WVIA documentary airs Monday
BY MICHAEL J. RUDOLF
Wyoming County Press Examiner
The final edits are being done on WVIA-TV’s documentary about Tunkhannock.
The program, ‘Our Town: Tunkhannock,’ is scheduled to be broadcast on Monday, Oct. 4, from 7 to 9 p.m.
“I think it’s going to be wonderful,” said Lisa Mazzarella, producer of the program.
Much of the program was videotaped by people who live and work in the Tunkhannock area, Mazzarella noted. They used their own cameras to record scenes and interviews that tell the story of their hometown.
“Every single one of the volunteer videographers took it very seriously,” Mazzarella said.
These recordings, augmented by some material shot by WVIA’s own personnel, are being edited into an hour-long program.
The documentary’s first broadcast is during the public television station’s fundraising drive. It will be interrupted a few times for the station to solicit contributions.
To tie that campaign into the program, Mazzarella said all of the volunteers who contributed to the project were invited to the studio in Pittston Township to answer phones during the pledge drive.
There are still a few openings for others who want to come down to volunteer at the premiere, Mazzarella said. Anyone who wants to help should call Amber Corson, the station’s volunteer coordinator, at 602-1123.
Volunteers should be at the studio by 6 p.m.
Mazzarella said she has seen a rough cut of the documentary, and is impressed by the production. She said it is evident that people in Tunkhannock value their community, and want to showcase it in the best way possible.
By working on the program, she said many people seemed to discover facets of the Tunkhannock area that they may have taken for granted.
“This project allowed them to stop and take a look back at their community in a different light,” she said.
During the WVIA staff’s several visits to Tunkhannock over the past two months, Mazzarella said she noticed that residents showed incredible enthusiasm for the project, and she believes once the program airs that will continue.
“I know for sure you’re going to see a resurgence in community pride,” she said.
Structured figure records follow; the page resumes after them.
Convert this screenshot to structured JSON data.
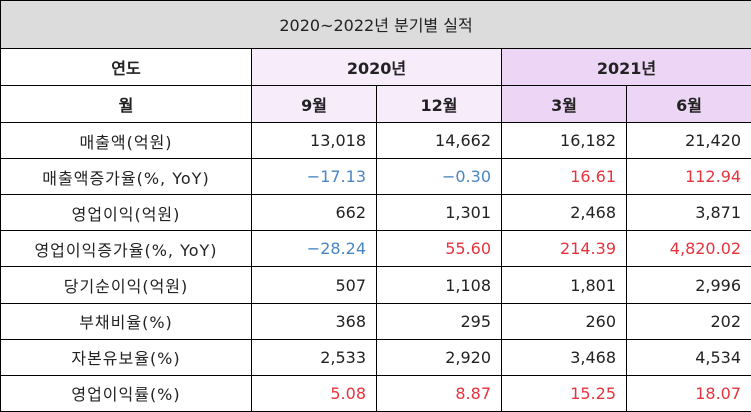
{
  "title": "2020~2022년 분기별 실적",
  "header": {
    "year_label": "연도",
    "month_label": "월",
    "years": [
      "2020년",
      "2021년"
    ],
    "months": [
      "9월",
      "12월",
      "3월",
      "6월"
    ]
  },
  "rows": [
    {
      "label": "매출액(억원)",
      "values": [
        "13,018",
        "14,662",
        "16,182",
        "21,420"
      ],
      "tones": [
        "plain",
        "plain",
        "plain",
        "plain"
      ]
    },
    {
      "label": "매출액증가율(%, YoY)",
      "values": [
        "−17.13",
        "−0.30",
        "16.61",
        "112.94"
      ],
      "tones": [
        "neg",
        "neg",
        "pos",
        "pos"
      ]
    },
    {
      "label": "영업이익(억원)",
      "values": [
        "662",
        "1,301",
        "2,468",
        "3,871"
      ],
      "tones": [
        "plain",
        "plain",
        "plain",
        "plain"
      ]
    },
    {
      "label": "영업이익증가율(%, YoY)",
      "values": [
        "−28.24",
        "55.60",
        "214.39",
        "4,820.02"
      ],
      "tones": [
        "neg",
        "pos",
        "pos",
        "pos"
      ]
    },
    {
      "label": "당기순이익(억원)",
      "values": [
        "507",
        "1,108",
        "1,801",
        "2,996"
      ],
      "tones": [
        "plain",
        "plain",
        "plain",
        "plain"
      ]
    },
    {
      "label": "부채비율(%)",
      "values": [
        "368",
        "295",
        "260",
        "202"
      ],
      "tones": [
        "plain",
        "plain",
        "plain",
        "plain"
      ]
    },
    {
      "label": "자본유보율(%)",
      "values": [
        "2,533",
        "2,920",
        "3,468",
        "4,534"
      ],
      "tones": [
        "plain",
        "plain",
        "plain",
        "plain"
      ]
    },
    {
      "label": "영업이익률(%)",
      "values": [
        "5.08",
        "8.87",
        "15.25",
        "18.07"
      ],
      "tones": [
        "pos",
        "pos",
        "pos",
        "pos"
      ]
    }
  ],
  "colors": {
    "negative": "#4a85c2",
    "positive": "#e8333c",
    "title_bg": "#dcdcdc",
    "header_2020_bg": "#f7ecfa",
    "header_2021_bg": "#edd6f5"
  }
}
The documentary is the second of a series of programs WVIA is producing on local communities.
The first was produced in Danville in the spring.
Once WVIA has completed its initial broadcasts of the documentary, it will be made available as a marketing tool to attract business and tourism.
“I cannot think of a better way to promote a community than to hear the voice of the people,” Mazzarella said.